Interviews are awful modes of information. Manifestoes are much better.
@david - I agree- I think if I could bring myself to do so, I’d find a number worth watching.
@joel - good call on usage scenarios/workflow. Agreed that there’s a place for video in casual scenarios, though oddly I don’t actually have cable, and as such rely 100% on Digg for my daily news, which I’m sure keeps me up to speed with everything important going on ;o)
@vaspers - “focus intensity” is an interesting metric - sounds like a good thesis topic for someone - what focus intensity is required to get a certain level of recall from different media? Huzzah for manifestos!
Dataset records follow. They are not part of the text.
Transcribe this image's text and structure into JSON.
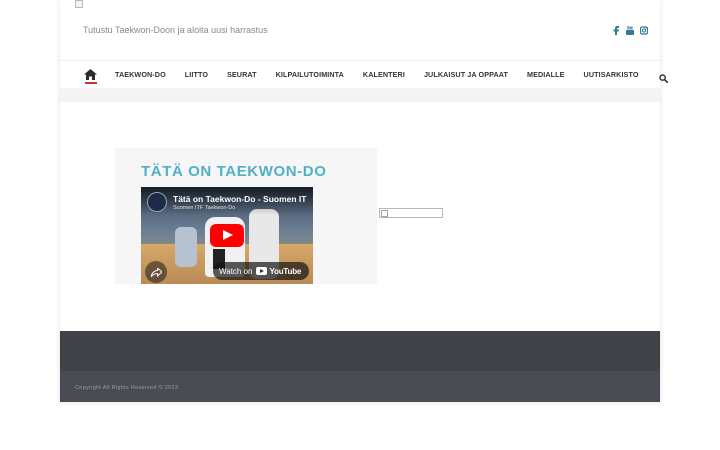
{
  "header": {
    "tagline": "Tutustu Taekwon-Doon ja aloita uusi harrastus",
    "social": [
      {
        "icon": "facebook-icon"
      },
      {
        "icon": "youtube-icon"
      },
      {
        "icon": "instagram-icon"
      }
    ]
  },
  "nav": {
    "home_icon": "home-icon",
    "items": [
      {
        "label": "TAEKWON-DO"
      },
      {
        "label": "LIITTO"
      },
      {
        "label": "SEURAT"
      },
      {
        "label": "KILPAILUTOIMINTA"
      },
      {
        "label": "KALENTERI"
      },
      {
        "label": "JULKAISUT JA OPPAAT"
      },
      {
        "label": "MEDIALLE"
      },
      {
        "label": "UUTISARKISTO"
      }
    ],
    "search_icon": "search-icon"
  },
  "widget": {
    "title": "TÄTÄ ON TAEKWON-DO",
    "video": {
      "title": "Tätä on Taekwon-Do - Suomen IT",
      "channel": "Suomen ITF Taekwon-Do",
      "watch_label": "Watch on",
      "watch_brand": "YouTube"
    }
  },
  "footer": {
    "copyright": "Copyright All Rights Reserved © 2023"
  },
  "colors": {
    "accent": "#4fb0c6",
    "home_underline": "#c0392b",
    "footer_dark": "#414349",
    "footer_bottom": "#4a4c53",
    "social_icon": "#2f7c96"
  }
}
Rod, I think you’re right on the money, as are the comments, but I’d be interested to know your age. I’m guessing it’s in the age 30-40, demographic, forgive me if I made you older than you are. The reason why I say that, is that there’s a whole generation that is used to getting their content through video. When they do use language it’s reduced to OMFG, ROFL, TTY, or using non-letter characters to simulate text \/\/()\/\/! That’s interesting because it does make you part of the “in” group but it doesn’t really disseminate information too well. It relegates text to the realm of Nike, Fubu, or whatever else the “cool” kids wear. I wonder, if you could get a coherent answer from some high school kid, would they say the same?
@David - good call on the demographic disconnect. I’m 30, which I agree puts me in a different segment than the intended consumer for much of the video on the net.
Its seems that the next generation, for all its hyper-activity, is also fundamentally passive: content to sit and have material fed to them, as opposed to actively consuming it, as you and I do.
That’s somewhat alarming…
[…] read an interesting blog post today about video/text. If you don’t care to read it, I’ll give you the quick version. […]
No, the next gen is not passive, not at all friend. It’s very participatory. It’s multi-interactive.
The next gen is into Twitter, blogs, any kind of sharing sites and online social/professional networking communities.
Participatory, not passive. The 30 yr. and older crowd is the passive group, from TV to church pulpits, the old skool is the more lethargic demographic.
I’m over 30, but my heart is with the younger set. For the first time in human history, the youth are teaching their elders about new technology.
The next gen will not sit still and be spoonfed anything. They want to comment, reply, edit, remix, mashup, and re-purpose. They are far more active and interactive, more social, more activist.
that’s how I see it.
[…] that given the choice would rather listen to than read blog posts. Personally, its not for me; refer to my feelings on vlogging for further explanation. As to whether there’s a larger market - train commuters who want to take some blogs with […]
Vaspers - I hear what you’re saying. It seems like a weird, semi-contradictory sort of thing: on one hand, the myspace generation is very participatory, as you describe; on the other, they seem content to slurp up content indiscrimately - video, American Idol, whatever. If possible, they want to be spoonfed opportunities to participate? Like what George Lucas is doing with the starwars franchise.
http://techfold.com/2007/05/24/how-george-lucas-missed-the-boat-again/
Anyway, its fun to try and draw big inferences from people’s content-consumption preferences. At the end of the day, I still don’t like video! Harumph!